One of the hardest things I have had to do is admit to myself that I was not ok, after 20 years of “self managing” (or should I say trying to ignore the issue) things hit a screaming halt in 2017, after about 6 months of crippling depression, suicidal thoughts and having a plan in place I finally admitted I needed help, more help than just myself could offer.
You know how I said the hardest thing was to admit to myself… well I was wrong the hardest thing is actually talking about it, telling someone else whats running though your head when its all so negative is some hard shit!

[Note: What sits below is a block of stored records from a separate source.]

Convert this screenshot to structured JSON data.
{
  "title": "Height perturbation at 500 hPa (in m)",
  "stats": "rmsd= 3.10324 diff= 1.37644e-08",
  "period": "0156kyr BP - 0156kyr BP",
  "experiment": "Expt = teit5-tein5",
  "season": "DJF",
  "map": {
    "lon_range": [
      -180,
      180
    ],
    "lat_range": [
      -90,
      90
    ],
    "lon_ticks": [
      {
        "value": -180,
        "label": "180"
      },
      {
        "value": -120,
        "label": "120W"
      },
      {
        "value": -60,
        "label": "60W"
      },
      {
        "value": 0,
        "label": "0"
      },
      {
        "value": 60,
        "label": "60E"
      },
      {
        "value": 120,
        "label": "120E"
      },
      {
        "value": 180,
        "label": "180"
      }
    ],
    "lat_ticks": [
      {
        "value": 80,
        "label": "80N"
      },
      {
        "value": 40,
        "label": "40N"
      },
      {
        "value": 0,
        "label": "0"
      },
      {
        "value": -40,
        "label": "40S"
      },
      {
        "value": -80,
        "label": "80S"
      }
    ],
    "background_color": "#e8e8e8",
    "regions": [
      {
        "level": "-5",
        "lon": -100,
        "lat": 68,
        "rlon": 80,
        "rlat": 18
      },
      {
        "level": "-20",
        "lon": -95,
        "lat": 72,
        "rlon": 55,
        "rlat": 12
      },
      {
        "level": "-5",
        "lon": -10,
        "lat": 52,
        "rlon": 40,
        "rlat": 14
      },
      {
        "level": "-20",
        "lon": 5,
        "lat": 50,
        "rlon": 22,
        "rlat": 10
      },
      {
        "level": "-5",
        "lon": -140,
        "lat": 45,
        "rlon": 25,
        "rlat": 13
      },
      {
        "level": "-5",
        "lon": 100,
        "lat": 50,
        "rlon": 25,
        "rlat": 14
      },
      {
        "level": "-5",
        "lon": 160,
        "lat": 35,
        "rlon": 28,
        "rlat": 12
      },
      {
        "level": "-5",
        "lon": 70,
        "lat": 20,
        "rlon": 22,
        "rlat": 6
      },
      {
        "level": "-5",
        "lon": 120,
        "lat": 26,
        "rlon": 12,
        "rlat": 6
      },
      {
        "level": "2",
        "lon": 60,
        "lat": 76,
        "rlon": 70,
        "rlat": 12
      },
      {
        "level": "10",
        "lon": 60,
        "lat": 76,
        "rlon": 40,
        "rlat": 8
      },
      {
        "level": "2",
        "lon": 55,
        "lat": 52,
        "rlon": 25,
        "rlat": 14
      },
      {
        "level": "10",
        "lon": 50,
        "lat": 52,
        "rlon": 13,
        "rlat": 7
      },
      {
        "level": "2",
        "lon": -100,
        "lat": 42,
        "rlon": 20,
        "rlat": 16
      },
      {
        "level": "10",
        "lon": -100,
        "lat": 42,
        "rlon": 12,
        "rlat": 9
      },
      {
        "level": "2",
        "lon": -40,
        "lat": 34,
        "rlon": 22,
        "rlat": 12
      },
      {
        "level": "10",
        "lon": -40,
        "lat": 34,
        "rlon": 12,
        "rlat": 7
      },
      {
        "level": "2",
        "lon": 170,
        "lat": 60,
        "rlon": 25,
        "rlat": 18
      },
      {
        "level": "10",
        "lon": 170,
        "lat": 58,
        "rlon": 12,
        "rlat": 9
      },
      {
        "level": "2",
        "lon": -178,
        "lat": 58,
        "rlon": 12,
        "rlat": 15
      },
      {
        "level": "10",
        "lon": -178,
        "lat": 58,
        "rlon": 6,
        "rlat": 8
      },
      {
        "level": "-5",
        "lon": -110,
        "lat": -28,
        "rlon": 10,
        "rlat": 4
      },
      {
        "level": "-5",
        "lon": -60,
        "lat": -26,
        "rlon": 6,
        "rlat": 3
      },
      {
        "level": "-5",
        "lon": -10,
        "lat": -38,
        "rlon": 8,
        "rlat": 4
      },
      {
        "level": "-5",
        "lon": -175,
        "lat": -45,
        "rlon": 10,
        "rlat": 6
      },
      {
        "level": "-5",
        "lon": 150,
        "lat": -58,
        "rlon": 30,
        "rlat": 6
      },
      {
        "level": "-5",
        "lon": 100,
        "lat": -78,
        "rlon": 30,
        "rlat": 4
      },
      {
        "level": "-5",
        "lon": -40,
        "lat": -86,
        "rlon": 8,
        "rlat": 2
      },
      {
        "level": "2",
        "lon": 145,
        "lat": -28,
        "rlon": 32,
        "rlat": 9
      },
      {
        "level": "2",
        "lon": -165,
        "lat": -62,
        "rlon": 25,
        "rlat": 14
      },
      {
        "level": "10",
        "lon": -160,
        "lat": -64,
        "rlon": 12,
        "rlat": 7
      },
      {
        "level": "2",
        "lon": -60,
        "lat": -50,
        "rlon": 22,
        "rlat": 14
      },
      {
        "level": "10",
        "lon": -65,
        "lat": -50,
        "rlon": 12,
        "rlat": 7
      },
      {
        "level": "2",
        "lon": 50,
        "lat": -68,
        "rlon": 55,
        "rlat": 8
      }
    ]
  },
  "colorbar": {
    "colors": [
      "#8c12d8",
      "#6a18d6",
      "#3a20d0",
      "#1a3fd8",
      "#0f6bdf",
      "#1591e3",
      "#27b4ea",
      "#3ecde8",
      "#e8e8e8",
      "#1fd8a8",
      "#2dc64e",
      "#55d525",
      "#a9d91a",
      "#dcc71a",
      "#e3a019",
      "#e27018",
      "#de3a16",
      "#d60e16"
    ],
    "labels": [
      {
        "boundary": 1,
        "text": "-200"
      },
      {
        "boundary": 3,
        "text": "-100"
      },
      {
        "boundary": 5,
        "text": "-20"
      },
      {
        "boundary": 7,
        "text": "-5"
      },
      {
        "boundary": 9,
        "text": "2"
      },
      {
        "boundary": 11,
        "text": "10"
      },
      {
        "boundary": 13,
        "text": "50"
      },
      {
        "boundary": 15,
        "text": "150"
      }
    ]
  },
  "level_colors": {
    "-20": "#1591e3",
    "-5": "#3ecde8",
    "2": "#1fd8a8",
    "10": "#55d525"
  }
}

But I did it, I put aside my thoughts on talking to people about my problems and went and spoke to my doctor, actually I think it was more like broke down in tears in my doctors office (I’m sure she was a little bit like WTF?), and so down the mental health care plan path we went. My doctor was great and continues to be, she set things in motion, we tried medications (that was an epic fail for reasons I’m not actually ready to talk about, but lets just say my response to them wasn’t ideal, nor expected). We then set about seeking more specialised help, yep folks she referred me to a psychiatrist, so if it wasn’t bad enough just speaking to my gp, we had to go down the path of a shrink! I’ll be honest at about that point I thought screw this, I’ll be fine, I don’t need this anymore. But alas I sucked it up and was a good girl, went and started my visits with the psychiatrist. That alone was a challenge, I started with a doc that I saw for about 6 months, was medicated, the meds worked to an extent, I believed that baseline was gonna be what it was, I was still depressed, but at least I wasn’t suicidal that I figured was a win. But then she went on leave and didn’t come back to work, so I found another doc, he sucked, honestly I didn’t mesh well with him, and I found him rather insensitive and felt like he didn’t actually care what was going on, thankfully (kinda) he also left the practice without warning and TBH I was like good! But then I had to start again… this time I found a great doc, at the end of our first session she was like – med change, these current meds not only aren’t working effectively they also have crappy side affects. So we changed meds to 1 simple little tablet, that at the moment is working a treat.
I also started seeing a psychologist, she was great, we worked though some good stuff… and then she… can you guess? yeah she left too… at about that stage I was starting to feel a little rejected and like why am I even bothering. Sadly I’m still jilted by the psychologist leaving and haven’t pursued a new one yet, despite both my gp and psychiatrist telling me I need to. So I’m not completely a perfect patient… I will do it, cause even with this brilliant little tablet I’m not cured, and have some anxiety issues to still work through and other stuff, but I just need to rebuild my trust in these people first.
So in short I went from a anti professional help and medication person to someone who depends on these things to get through my every day life. And you know what? Today I wouldn’t have it any other way.